Sharon stood at the crib side as Gary gave the injection. All three of them watched Billy for a while for any signs of trouble. When it looked like he wasn’t having an allergic reaction, Gary said “I’m going to go chart some things on him. Peter, let them know if anything comes up. I’ll be back in a few minutes to check on him.”
“Alright.” Peter replied as he slid a chair over for Sharon to sit in and took a seat himself in another chair.
Sharon sat down and took Billy’s hand in hers. She knew it was going to be a long night.

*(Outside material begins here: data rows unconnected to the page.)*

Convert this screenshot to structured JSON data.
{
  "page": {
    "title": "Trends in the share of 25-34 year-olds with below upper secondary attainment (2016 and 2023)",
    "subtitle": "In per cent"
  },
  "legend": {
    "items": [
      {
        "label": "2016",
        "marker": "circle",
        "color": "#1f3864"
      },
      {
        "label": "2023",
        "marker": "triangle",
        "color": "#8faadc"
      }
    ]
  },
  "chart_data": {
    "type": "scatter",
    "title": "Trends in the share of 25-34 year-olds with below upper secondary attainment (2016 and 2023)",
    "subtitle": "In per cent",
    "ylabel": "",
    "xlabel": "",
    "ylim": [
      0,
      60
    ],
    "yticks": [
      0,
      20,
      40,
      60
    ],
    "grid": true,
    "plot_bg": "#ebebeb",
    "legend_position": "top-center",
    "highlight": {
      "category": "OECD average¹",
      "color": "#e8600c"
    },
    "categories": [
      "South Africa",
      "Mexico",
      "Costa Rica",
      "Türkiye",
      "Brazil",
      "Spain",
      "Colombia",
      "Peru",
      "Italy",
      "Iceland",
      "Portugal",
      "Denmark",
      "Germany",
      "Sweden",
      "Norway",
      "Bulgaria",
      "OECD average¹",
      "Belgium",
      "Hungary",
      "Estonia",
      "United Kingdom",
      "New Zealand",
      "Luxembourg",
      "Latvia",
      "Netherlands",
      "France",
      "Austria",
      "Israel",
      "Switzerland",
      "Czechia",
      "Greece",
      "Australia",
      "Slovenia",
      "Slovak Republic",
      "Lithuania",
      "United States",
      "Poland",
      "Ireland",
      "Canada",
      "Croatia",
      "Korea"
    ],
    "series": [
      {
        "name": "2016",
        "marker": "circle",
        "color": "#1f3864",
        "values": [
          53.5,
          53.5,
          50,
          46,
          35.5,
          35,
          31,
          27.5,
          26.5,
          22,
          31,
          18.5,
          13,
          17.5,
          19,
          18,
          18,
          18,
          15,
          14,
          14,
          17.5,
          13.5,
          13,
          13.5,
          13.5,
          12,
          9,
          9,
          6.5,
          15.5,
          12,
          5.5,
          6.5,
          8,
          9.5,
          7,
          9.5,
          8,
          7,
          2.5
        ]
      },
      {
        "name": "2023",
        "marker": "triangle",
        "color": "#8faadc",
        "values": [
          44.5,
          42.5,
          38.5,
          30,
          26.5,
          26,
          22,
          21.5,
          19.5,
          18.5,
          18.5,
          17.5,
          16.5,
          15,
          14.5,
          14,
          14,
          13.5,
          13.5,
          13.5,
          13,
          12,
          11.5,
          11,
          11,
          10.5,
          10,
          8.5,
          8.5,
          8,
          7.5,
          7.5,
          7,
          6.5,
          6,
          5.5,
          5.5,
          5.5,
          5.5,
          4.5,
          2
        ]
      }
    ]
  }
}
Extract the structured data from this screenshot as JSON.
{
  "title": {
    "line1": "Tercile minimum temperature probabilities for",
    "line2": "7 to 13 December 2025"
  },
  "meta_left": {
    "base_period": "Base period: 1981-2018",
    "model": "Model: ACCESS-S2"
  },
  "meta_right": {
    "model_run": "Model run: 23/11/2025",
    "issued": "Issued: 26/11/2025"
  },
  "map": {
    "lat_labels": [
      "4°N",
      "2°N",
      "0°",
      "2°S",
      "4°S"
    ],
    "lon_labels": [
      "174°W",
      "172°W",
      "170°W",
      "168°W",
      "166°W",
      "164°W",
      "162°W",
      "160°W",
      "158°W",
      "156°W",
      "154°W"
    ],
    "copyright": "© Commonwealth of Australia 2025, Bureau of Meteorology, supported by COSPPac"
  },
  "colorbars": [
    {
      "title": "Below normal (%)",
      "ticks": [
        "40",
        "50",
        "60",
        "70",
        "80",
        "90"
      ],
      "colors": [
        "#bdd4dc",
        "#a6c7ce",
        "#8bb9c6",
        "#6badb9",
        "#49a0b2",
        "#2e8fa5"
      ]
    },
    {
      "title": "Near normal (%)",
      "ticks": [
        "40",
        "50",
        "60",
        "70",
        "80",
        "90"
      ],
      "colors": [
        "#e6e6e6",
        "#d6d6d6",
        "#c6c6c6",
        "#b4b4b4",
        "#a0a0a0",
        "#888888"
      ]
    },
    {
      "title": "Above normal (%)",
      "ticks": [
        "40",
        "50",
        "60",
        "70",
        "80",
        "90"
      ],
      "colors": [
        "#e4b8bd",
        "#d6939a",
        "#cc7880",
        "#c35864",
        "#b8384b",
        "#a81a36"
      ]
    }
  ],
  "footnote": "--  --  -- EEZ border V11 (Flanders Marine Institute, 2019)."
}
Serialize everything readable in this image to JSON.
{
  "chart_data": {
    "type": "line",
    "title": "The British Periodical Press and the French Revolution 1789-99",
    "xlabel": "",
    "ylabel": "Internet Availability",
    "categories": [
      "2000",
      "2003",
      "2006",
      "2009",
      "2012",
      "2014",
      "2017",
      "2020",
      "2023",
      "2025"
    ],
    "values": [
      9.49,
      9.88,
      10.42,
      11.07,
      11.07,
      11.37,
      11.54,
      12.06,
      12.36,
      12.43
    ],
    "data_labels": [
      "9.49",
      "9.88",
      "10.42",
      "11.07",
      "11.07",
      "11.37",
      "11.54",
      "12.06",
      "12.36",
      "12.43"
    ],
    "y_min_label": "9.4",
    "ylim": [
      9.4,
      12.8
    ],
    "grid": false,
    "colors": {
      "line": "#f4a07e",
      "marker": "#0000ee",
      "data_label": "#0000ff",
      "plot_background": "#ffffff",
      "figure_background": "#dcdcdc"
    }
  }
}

April sat with Rick as the triage nurse took Becky's vitals. "Did she have a rash?" the nurse asked. April answered quickly "No, but her temp increased quickly. She feels like it's starting to come back to normal though. Dr. Roach wanted to observe her overnight." "Is she developmentally delayed?" the nurse asked as she eyed the pacifier in Becky's mouth and then glanced at her wet diaper. "She underwent a severely traumatic event that left her terrified. Her psychologist advised us to encourage toddler behavior until she was home for a month or so." April explained. She hoped Rick was alright with her answering all the questions. "And you're her father?" the nurse asked Rick. "Yes." he answered as he pulled Becky's arm back in toward her chest after her blood pressure was taken. "And you're her mother?" "No. I'm her Aunt." April lied. After a laundry list of questions and several forms, the nurse put a hospital bracelet on Becky's wrist and called for a wheelchair. They were soon on their way up to the floor with Rick sitting in the chair holding Becky in his lap. Twenty minutes later, Becky was snuggled in bed, a dry diaper on her bottom, her Minnie Mouse hugged close. She would nurse intermittently on her pacifier as Rick watched her. When Carrie the nurse came in, she asked a slew of questions, including whether Becky drank from a bottle and did she feed herself. "Yes she takes a bottle and we feed her at this point. I have bottles here, we'll just need milk and juice." April answered. "Alright, then I'll order her a tray for dinner. I don't think she'll be awake for lunch as it's eleven thirty now." the nurse told her. "I'll bring some PediaSure for her bottle in case she wakes up hungry." "Thank you." April replied with a smile. She was glad they weren't giving her and Rick a hard time about Becky. "It will be so much better if they just go along with what Craig recommended." she thought. "I think I'll lay down with her if you don't mind." Rick told April. "There's no telling how long I'll be up later." "That's a good idea." she responded. Rick pulled the covers back and laid down next to Becky. He pulled her close to him, making sure she still had Minnie in her arms. He closed his eyes as he began gently patting her diaper. With any luck, she would be alright with being in the hospital and Billy would do just fine. These were the thoughts making their way through his mind as he drifted off to sleep.